Traditional ways of countering this include pre-flight health screenings and quarantines to reduce the risk of astronauts carrying nasty pathogens with them into space.
Good sanitation during the trip can also help, says Bertile, including such simple measures as meticulous use of disinfectant wipes and wearing surgical masks if there is any sign of a respiratory infection. Vitamin D supplementation, and, of course, exercise, can also help, he says.
But Spielmann’s work also finds hope for another countermeasure.
Many people carry viruses such Epstein-Barr or varicella zoster, the virus that causes chickenpox in children ... and which can return as shingles in adults.
“Once you get infected, you can’t really get rid of them,” Spielmann says. “[And] these are known to reactivate very heavily if you have high periods of stress or are immunocompromised” – which is exactly the sort of thing that can occur during a long space mission.
Coming down with shingles on a trip to Mars sounds like a special kind of hell.
But Spielmann says his research indicates that there may be a way to offset this risk.
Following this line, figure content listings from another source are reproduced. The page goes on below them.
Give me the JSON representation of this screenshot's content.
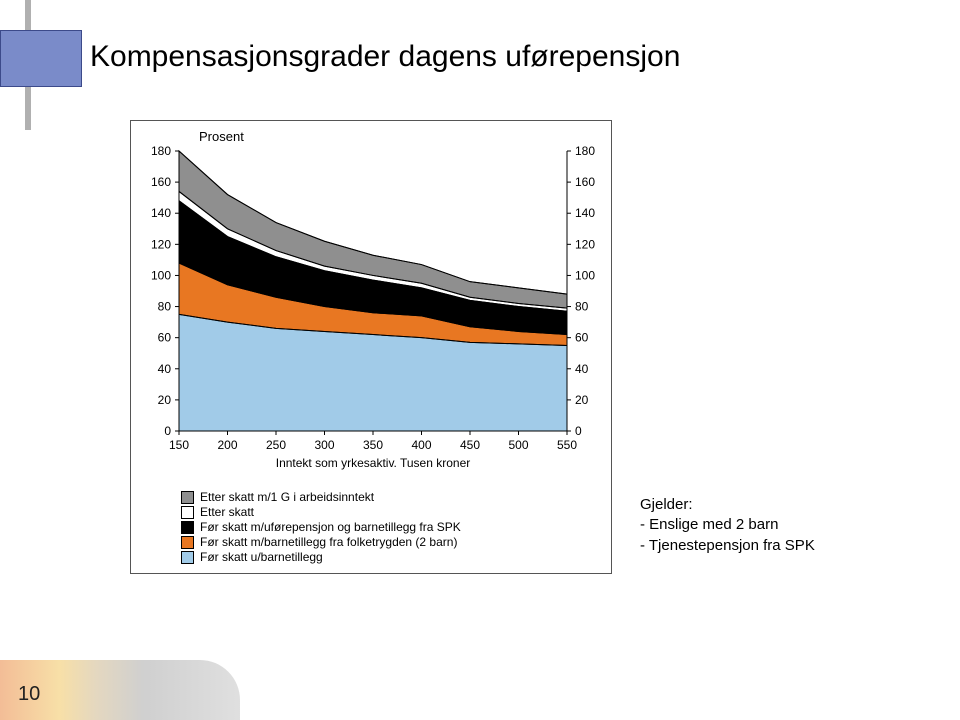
{
  "title": "Kompensasjonsgrader dagens uførepensjon",
  "page_number": "10",
  "side_note": {
    "heading": "Gjelder:",
    "lines": [
      "- Enslige med 2 barn",
      "- Tjenestepensjon fra SPK"
    ]
  },
  "chart": {
    "type": "area",
    "y_axis_title": "Prosent",
    "x_axis_title": "Inntekt som yrkesaktiv. Tusen kroner",
    "xlim": [
      150,
      550
    ],
    "ylim": [
      0,
      180
    ],
    "ytick_step": 20,
    "xtick_step": 50,
    "background_color": "#ffffff",
    "axis_color": "#000000",
    "tick_fontsize": 12,
    "label_fontsize": 12,
    "stroke_width": 1,
    "xticks": [
      150,
      200,
      250,
      300,
      350,
      400,
      450,
      500,
      550
    ],
    "yticks": [
      0,
      20,
      40,
      60,
      80,
      100,
      120,
      140,
      160,
      180
    ],
    "series_x": [
      150,
      200,
      250,
      300,
      350,
      400,
      450,
      500,
      550
    ],
    "series": [
      {
        "name": "Før skatt u/barnetillegg",
        "color": "#a1cbe8",
        "values": [
          75,
          70,
          66,
          64,
          62,
          60,
          57,
          56,
          55
        ]
      },
      {
        "name": "Før skatt m/barnetillegg fra folketrygden (2 barn)",
        "color": "#e87722",
        "values": [
          108,
          94,
          86,
          80,
          76,
          74,
          67,
          64,
          62
        ]
      },
      {
        "name": "Før skatt m/uførepensjon og barnetillegg fra SPK",
        "color": "#000000",
        "values": [
          148,
          125,
          112,
          103,
          97,
          92,
          84,
          80,
          77
        ]
      },
      {
        "name": "Etter skatt",
        "color": "#ffffff",
        "values": [
          154,
          130,
          116,
          106,
          100,
          95,
          86,
          82,
          79
        ]
      },
      {
        "name": "Etter skatt m/1 G i arbeidsinntekt",
        "color": "#8f8f8f",
        "values": [
          180,
          152,
          134,
          122,
          113,
          107,
          96,
          92,
          88
        ]
      }
    ],
    "legend_order": [
      "Etter skatt m/1 G i arbeidsinntekt",
      "Etter skatt",
      "Før skatt m/uførepensjon og barnetillegg fra SPK",
      "Før skatt m/barnetillegg fra folketrygden (2 barn)",
      "Før skatt u/barnetillegg"
    ]
  }
}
If the B-lymphocytes are actually producing the level of antibodies his research suggests they are, then it’s possible to carry vaccines with you on a trip to Mars and use them midway to stimulate the immune system to prevent latent viruses from re-emerging later in the trip.
“You can vaccinate an astronaut in transit and know they will remain protected,” he says.
It’s the type finding that indicates that even though space travel will always have health risks, the more we understand about them, the better are our chances of combatting them. If so, then maybe, eventually, we will someday watching Neil Armstrong’s one small step on the Moon become an even greater giant leap to Mars.